There are three ways to approach the uncertainties we will face as leaders. We can deny them; act like their not even there, we can fear and avoid them, allowing them to cause us to run away from our reality, or we can embrace them with prayer, humility, clarity, and courage, knowing that God goes with us in the shadow of the valley ahead (Psalm 23:4). Understanding the necessity and gifts that the unknown can bring can help us begin to change the way we see the shadows of uncertainties within our lives and ministries. As Stanley (2003) puts it “Uncertainty is a permanent part of the leadership landscape” (p.80), so the need to accept and embrace its presence in our leadership is essential.
First, we must realize we are not God, and thus not omniscient. We will never know everything and exactly what to do in every situation. Leaders don’t have all the answers; they are just humble enough to admit it, able to take an honest look at the situation, and willing to consult others when possible. We have to be okay with not knowing for certain how things are going to turn out and we can’t allow that to stop us from making the courageous decisions that lie ahead.
Second, we can’t think that we are going to eliminate uncertainty. We shouldn’t want to eliminate it. We should see it as an opportunity for God’s glory to be exhibited as we trust in His guidance and providence. We should see it as an opportunity for growth and prosperity. This can help us see why God wants us to be uncertain, it allows us to let me Him lead. It is in times of uncertainty that we are most desperate for God’s presence in our lives. It should be this way in our leadership too. The only way we can be the visionaries and leaders for the next generation is if we get comfortable with the uncertainties that will continue to grow as we continue to improve and advance as a ministry. We should actually be grateful because uncertainty is job security for a leader and proves prior success. The more responsibility and success you attain, the more uncertainty you will be rewarded with.
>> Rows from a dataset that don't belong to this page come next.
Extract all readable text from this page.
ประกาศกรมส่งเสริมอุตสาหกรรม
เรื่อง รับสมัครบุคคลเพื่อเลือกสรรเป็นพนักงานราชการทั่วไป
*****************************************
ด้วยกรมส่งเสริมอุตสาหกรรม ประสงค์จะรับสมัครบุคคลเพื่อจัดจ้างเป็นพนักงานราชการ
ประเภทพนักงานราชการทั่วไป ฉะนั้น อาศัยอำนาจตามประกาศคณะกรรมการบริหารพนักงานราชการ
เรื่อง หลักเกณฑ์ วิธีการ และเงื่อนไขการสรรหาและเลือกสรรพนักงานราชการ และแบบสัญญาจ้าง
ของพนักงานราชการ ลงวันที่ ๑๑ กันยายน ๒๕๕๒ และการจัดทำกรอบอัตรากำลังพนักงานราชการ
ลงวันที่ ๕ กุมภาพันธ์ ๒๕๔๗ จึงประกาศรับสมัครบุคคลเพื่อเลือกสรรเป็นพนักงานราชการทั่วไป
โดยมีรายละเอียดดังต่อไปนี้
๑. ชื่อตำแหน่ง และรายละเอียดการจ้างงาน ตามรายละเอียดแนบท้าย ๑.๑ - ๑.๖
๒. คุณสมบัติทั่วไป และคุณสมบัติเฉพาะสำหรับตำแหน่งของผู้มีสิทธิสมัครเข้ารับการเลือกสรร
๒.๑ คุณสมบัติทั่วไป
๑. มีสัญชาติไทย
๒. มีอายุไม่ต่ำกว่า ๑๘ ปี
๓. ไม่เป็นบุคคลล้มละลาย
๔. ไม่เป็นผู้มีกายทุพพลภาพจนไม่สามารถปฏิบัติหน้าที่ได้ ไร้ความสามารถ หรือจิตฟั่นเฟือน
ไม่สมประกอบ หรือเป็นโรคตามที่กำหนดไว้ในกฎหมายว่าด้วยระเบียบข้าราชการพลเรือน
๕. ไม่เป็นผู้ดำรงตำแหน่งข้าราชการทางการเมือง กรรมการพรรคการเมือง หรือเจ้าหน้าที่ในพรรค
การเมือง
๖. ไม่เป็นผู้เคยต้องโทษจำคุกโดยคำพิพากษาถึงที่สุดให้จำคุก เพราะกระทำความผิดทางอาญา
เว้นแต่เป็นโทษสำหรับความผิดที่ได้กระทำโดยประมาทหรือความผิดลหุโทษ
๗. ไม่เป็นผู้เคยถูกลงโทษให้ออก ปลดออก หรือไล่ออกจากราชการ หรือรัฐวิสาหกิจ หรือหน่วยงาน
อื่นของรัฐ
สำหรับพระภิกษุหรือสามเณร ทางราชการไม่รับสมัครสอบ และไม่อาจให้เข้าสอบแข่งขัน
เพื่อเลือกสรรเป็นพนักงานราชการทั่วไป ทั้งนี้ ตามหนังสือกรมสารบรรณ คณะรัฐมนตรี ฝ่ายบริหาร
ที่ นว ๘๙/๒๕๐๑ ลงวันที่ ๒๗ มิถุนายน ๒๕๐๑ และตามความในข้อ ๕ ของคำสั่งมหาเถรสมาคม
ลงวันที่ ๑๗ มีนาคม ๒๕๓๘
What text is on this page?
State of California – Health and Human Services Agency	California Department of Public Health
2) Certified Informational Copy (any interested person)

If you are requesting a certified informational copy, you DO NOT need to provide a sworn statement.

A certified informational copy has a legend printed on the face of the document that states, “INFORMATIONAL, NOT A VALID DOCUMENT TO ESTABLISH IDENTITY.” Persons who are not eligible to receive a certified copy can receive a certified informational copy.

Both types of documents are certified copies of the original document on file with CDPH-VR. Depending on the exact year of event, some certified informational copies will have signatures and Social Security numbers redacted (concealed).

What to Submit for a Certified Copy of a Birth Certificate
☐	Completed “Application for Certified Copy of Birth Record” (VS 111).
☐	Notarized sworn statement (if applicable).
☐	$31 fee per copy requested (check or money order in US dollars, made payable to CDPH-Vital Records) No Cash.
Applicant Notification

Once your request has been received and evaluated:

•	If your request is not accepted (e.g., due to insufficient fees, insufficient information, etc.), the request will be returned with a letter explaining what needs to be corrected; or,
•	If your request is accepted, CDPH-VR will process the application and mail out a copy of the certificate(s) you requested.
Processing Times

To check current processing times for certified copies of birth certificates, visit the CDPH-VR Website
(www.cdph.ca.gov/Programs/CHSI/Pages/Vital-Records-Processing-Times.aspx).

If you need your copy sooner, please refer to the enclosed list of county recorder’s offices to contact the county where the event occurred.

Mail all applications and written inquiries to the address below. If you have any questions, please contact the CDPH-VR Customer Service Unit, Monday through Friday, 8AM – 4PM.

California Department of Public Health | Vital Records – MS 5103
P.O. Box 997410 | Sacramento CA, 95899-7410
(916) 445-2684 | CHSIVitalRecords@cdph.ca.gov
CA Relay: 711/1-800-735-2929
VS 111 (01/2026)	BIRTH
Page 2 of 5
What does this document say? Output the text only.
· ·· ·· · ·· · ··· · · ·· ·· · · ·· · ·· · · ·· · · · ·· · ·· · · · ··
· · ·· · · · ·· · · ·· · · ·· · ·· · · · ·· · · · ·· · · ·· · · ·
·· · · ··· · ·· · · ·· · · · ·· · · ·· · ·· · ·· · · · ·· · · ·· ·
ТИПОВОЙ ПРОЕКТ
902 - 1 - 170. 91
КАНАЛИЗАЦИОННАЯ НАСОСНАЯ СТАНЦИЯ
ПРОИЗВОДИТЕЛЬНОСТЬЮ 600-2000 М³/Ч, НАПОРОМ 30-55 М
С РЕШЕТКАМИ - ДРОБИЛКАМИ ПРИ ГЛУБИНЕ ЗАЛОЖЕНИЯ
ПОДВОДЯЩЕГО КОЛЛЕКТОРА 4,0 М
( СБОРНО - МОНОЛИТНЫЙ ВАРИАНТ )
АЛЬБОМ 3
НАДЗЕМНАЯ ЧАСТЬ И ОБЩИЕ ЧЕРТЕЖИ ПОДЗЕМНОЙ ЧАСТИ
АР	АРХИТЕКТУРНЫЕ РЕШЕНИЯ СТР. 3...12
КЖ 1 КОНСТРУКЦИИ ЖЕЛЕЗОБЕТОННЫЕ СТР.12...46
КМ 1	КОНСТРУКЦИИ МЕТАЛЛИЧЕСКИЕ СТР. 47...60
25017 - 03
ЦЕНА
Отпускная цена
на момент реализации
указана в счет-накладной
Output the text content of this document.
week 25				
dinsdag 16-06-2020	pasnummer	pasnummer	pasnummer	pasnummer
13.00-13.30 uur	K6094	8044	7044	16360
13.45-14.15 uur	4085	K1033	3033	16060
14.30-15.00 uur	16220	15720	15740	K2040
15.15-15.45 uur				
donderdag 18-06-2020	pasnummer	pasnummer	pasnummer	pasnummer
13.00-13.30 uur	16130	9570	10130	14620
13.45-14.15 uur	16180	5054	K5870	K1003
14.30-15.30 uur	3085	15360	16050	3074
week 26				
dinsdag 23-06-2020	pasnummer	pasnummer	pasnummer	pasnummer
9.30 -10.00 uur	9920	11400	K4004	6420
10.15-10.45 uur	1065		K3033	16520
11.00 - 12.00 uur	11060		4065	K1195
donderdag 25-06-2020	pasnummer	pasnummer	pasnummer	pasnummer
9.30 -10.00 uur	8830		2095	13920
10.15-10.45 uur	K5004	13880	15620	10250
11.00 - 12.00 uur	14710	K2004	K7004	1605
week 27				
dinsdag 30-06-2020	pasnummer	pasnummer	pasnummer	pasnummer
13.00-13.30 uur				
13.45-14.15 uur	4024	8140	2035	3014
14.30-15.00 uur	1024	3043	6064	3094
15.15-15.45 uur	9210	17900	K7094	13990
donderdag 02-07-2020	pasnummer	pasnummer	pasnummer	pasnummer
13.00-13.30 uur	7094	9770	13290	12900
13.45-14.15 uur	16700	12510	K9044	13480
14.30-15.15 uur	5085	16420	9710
Lastly, it is imperative for us to learn now how to thrive in times of uncertainty. This is where we must develop the art of clarity within our leadership repertoire. Stanley (2003) describes it as “giving explicit and precise direction in spite of limited information and unpredictable outcomes” (p.80). The times of uncertainty are not times to play around, they are the times when we must be direct and clear with what we are aiming to accomplish and what everyone is supposed to do. Imagine a staff meeting where the art of clarity is being utilized or imagine your leadership where you are communicating with the utmost clarity and precision. What differences would you see? What can you do today to start being more precise and direct with those you’re leading?
Uncertainty is a crucial part of our reality. It is when we have embraced our reality that we can allow God to help us courageously lead others. Remember “the goal of leadership is not to eradicate uncertainty, but rather to navigate it. Uncertainty is a component of every environment that calls for leadership. Where you find one, you will always find the other” (Stanley, 2003, p.84).
Pray with me today that we become confident, clear, and courageous as we embrace and lead others through the uncertainties God ordains.
Stanley, A. (2003). The next geneartion leader: Five essential for those who will shape the future. New York: Multnomah.